La mort du « Downtown »

Dans le downtown de Beyrouth. ©Juliette Robert

Partout et surtout à Gemmayzeh, du côté est de la ville. De Hamra à l’est, passage obligé par le « Downtown ». Le nom américanisé du Burj, du centre-ville de Beyrouth. Reconstruit à neuf dans les années 90 par Rafic Hariri, le premier ministre qui mourra, étrange ironie, à deux pâtés de maisons de son œuvre, dans un attentat à la bombe en février 2005. Ce drame qui a fait trembler toute la ville, a fait fuir les Beyrouthins du downtown. Il ne reste plus que les touristes, les émiratis, les étrangers pour se laisser séduire par ces façades trop impeccables, ces vitrines de chaussures chargées de fausses pierres, ou par les costumes « traditionnels » des garçons de café. Les odeurs de narguilé ne dissipent pas l’étrange impression que laissent les soldats qui quadrillent le quartier. Même malédiction rue Monot, à 5 minutes à pied du centre-ville, qui était il y a 4 ans encore LA rue des clubs hype de la capitale. Un sit in de plusieurs semaines à deux pas de là, sur la place des martyrs, en 2008, par le Hezbollah, a fait fuir les fêtards. Les turpitudes politiques n’ont pourtant jamais raison de la fête au Liban, elles la déplacent tout au plus.

Au SkyBar, ce soir là…

Rue Gouraud à Gemmayzé. © Juliette Robert

Pas si loin, rue Gouraud dans le quartier de Gemmayzeh, en contrebas d’Achrafieh, en plein quartier chic et chrétien. Ici, on ne parle pas politique, la musique est trop forte. Dance, jazz, rock, électro, passées 21 heures, sont les seules chapelles qu’on connaisse dans le quartier. Dans la rue Gouraud, les voitures, de préférence décapotables et/ou trop cylindrées, sont cul à cul, mais c’est le comble du chic. La soirée commence déjà là : dans les habitacles des grosses bagnoles clinquantes, avec une musique trop forte et des filles assises aux fenêtres. La parade passe devant la petite centaine de bars qui s’est ouvert sur la rue ces cinq dernières années. C’est Gemmayzeh qui a permis à Beyrouth de se classer au premier rang des villes à visiter en 2009 selon le New-York Time. Ici, on trouve du « jeune cadre qui se lève tôt et ne dort presque pas », selon Funky Nad, alias Nader Mansour dans le civil, qui a failli faire partie de sa propre clientèle. Le Gérant du Louie a fait ses études en France, décroche un poste d’ingénieur financier qui l’a « grave saoulé », colle sa dém’, et rentre au bercail. Là, il retrouve ceux qui ont été licenciés en 2008 après la crise économique et sont rentrés au pays, comme lui. Aujourd’hui, il tient l’établissement rue Gouraud et deux soirs par semaine, il joue au Louie avec son groupe du « blues vintage rock de Chicago », un genre inspiré des « sixties ». Une « kind of stuff » un peu « trashy », en somme. Funky Nad appartient à cette nouvelle jeunesse « westernisée », « friquée », cultivée, « qui se fout de la langue arabe » et moins à cheval sur les convenances que leurs parents (« Vous n’avez pas idée, ça picole même pendant le ramadan ! »). Funky Nad parle de « bohème libanaise », en col blanc, qui a voyagé en occident et aurait rapporté un goût pour les clubs petits et « crados » mais qui ne s’interdit pas de finir sa soirée au Skybar, le club du moment.

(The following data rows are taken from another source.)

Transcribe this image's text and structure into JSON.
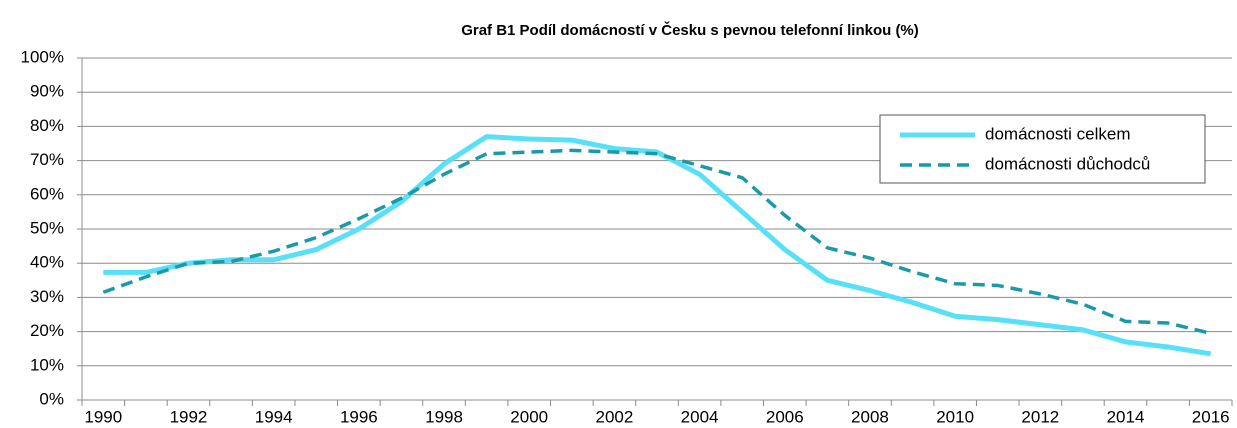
{
  "chart_data": {
    "type": "line",
    "title": "Graf B1 Podíl domácností v Česku s pevnou telefonní linkou (%)",
    "categories": [
      "1990",
      null,
      "1992",
      null,
      "1994",
      null,
      "1996",
      null,
      "1998",
      null,
      "2000",
      null,
      "2002",
      null,
      "2004",
      null,
      "2006",
      null,
      "2008",
      null,
      "2010",
      null,
      "2012",
      null,
      "2014",
      null,
      "2016"
    ],
    "series": [
      {
        "name": "domácnosti celkem",
        "color": "#57e0f7",
        "dash": false,
        "values": [
          37.3,
          37.3,
          40,
          41,
          41,
          44,
          50,
          58,
          69,
          77,
          76.3,
          76,
          73.5,
          72.5,
          66,
          55,
          44,
          35,
          32,
          28.5,
          24.5,
          23.5,
          22,
          20.5,
          17,
          15.5,
          13.5
        ]
      },
      {
        "name": "domácnosti důchodců",
        "color": "#1a9aa8",
        "dash": true,
        "values": [
          31.5,
          36,
          40,
          40.5,
          43.5,
          47.5,
          53,
          59,
          66,
          72,
          72.5,
          73,
          72.5,
          72,
          68.5,
          65,
          54,
          44.5,
          41.5,
          37.5,
          34,
          33.5,
          31,
          28,
          23,
          22.5,
          19.5
        ]
      }
    ],
    "ylim": [
      0,
      100
    ],
    "yticks": [
      {
        "value": 0,
        "label": "0%"
      },
      {
        "value": 10,
        "label": "10%"
      },
      {
        "value": 20,
        "label": "20%"
      },
      {
        "value": 30,
        "label": "30%"
      },
      {
        "value": 40,
        "label": "40%"
      },
      {
        "value": 50,
        "label": "50%"
      },
      {
        "value": 60,
        "label": "60%"
      },
      {
        "value": 70,
        "label": "70%"
      },
      {
        "value": 80,
        "label": "80%"
      },
      {
        "value": 90,
        "label": "90%"
      },
      {
        "value": 100,
        "label": "100%"
      }
    ],
    "grid": true,
    "legend": "top-right"
  }
}
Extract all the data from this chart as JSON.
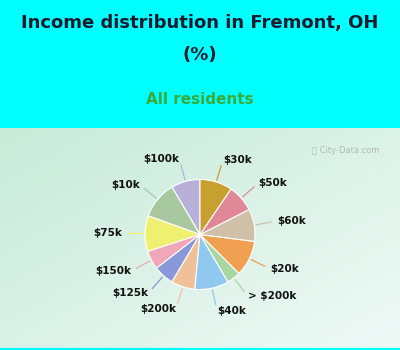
{
  "title_line1": "Income distribution in Fremont, OH",
  "title_line2": "(%)",
  "subtitle": "All residents",
  "bg_top": "#00FFFF",
  "watermark": "City-Data.com",
  "labels": [
    "$100k",
    "$10k",
    "$75k",
    "$150k",
    "$125k",
    "$200k",
    "$40k",
    "> $200k",
    "$20k",
    "$60k",
    "$50k",
    "$30k"
  ],
  "values": [
    8.5,
    11.0,
    10.5,
    5.5,
    6.0,
    7.0,
    10.0,
    4.0,
    10.5,
    9.5,
    8.0,
    9.5
  ],
  "colors": [
    "#b8b0d8",
    "#a8c8a0",
    "#f0f070",
    "#f0a8b8",
    "#8898d8",
    "#f0c098",
    "#90c8f0",
    "#a8d8a0",
    "#f0a050",
    "#d0c0a8",
    "#e08898",
    "#c8a030"
  ],
  "title_fontsize": 13,
  "subtitle_fontsize": 11,
  "title_color": "#1a1a2e",
  "subtitle_color": "#3aaa3a",
  "label_fontsize": 7.5
}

50 Cent au Skybar. © Juliette Robert

Cette boîte serait avant tout « une expérience » comme le définit Malek Tambourgi, le jeune directeur marketing du Skybar de 23 ans, diplômé de l’Essec. Le concept : 1200 m2 de terrasse climatisée surplombant le port de Beyrouth, ouverte 4 à 5 mois de l’année « pour ne pas lasser ». Sur ce « roof top », « l’Elite de l’Elite de l’Elite » vient danser. Une clientèle venue de Beyrouth, du Liban, du Proche Orient, des émirats et parfois d’Europe. Ce soir est spécial, le dernier de la saison. Il devra être grandiose. Pour l’occasion, le rappeur Américain 50 Cents chantera pour une poignée de privilégiés, 3500 personnes (3 par mètre carré). Ses clients, Malek Tambourgi dit les connaître tous. On les voit onduler sur la piste de danse : jeunes, beaux, riches, filles juchés sur des talons gigantissimes et moulées dans d’ultra-mini-jupes, garçons vêtus de chemises de marque. Au programme ce soir-là, des jongleurs, un feu d’artifice, un DJ qui mixe en cadence avec des chalumeaux qui crachent des flammes de 6 mètres. Et cette soirée ne sera pas rentable. Peu importe, elle doit laisser l’envie de revenir à la réouverture 7 mois plus tard. Les autres soirées de la saison ont été rentables. La PME Sky bar, 25 personnes au management et 100 employés, prévoit déjà d’ouvrir un autre établissement à Jounieh, une ville côtière à 10km de Beyrouth. « Mais tout peut s’arrêter demain », prévient Malek Tambourgi.
Comme en 2006, quelques jours après l’ouverture du Skybar, l’aviation israélienne larguait ses premières bombes sur la banlieue chiite au sud de la capitale. Le bar a donc fermé pour sa première saison. « On aurait pu rester ouvert. Les gens continuaient à faire la fête et le centre-ville n’était pas touché. Mais ce n’était pas possible de s’amuser pendant que d’autres souffraient. » Difficile de savoir si cette frénésie nocturne cherche à conjurer l’angoisse du lendemain ou se nourrit de cette incertitude. « Quand le pays sera calme, on aura perdu quelque chose », philosophe pour sa part Malek Tambourgi.

Mohammed, pêcheur à Raouché. © Juliette Robert

En attendant, le chant du muezzin se propage sur la ville où les derniers fêtards ont déclaré forfait. La lumière gagne la ville. Dans quelques heures, les cloches des églises feront échos aux muezzins. Nous sommes dimanche. Muhammed, le pêcheur de Raouché, sort de son sommeil. Lui, ne sera pas sorti. Car ce matin, il pêche. Et surprend cette Beyrouth, qui se remet de cette dernière nuit encore et toujours trop courte.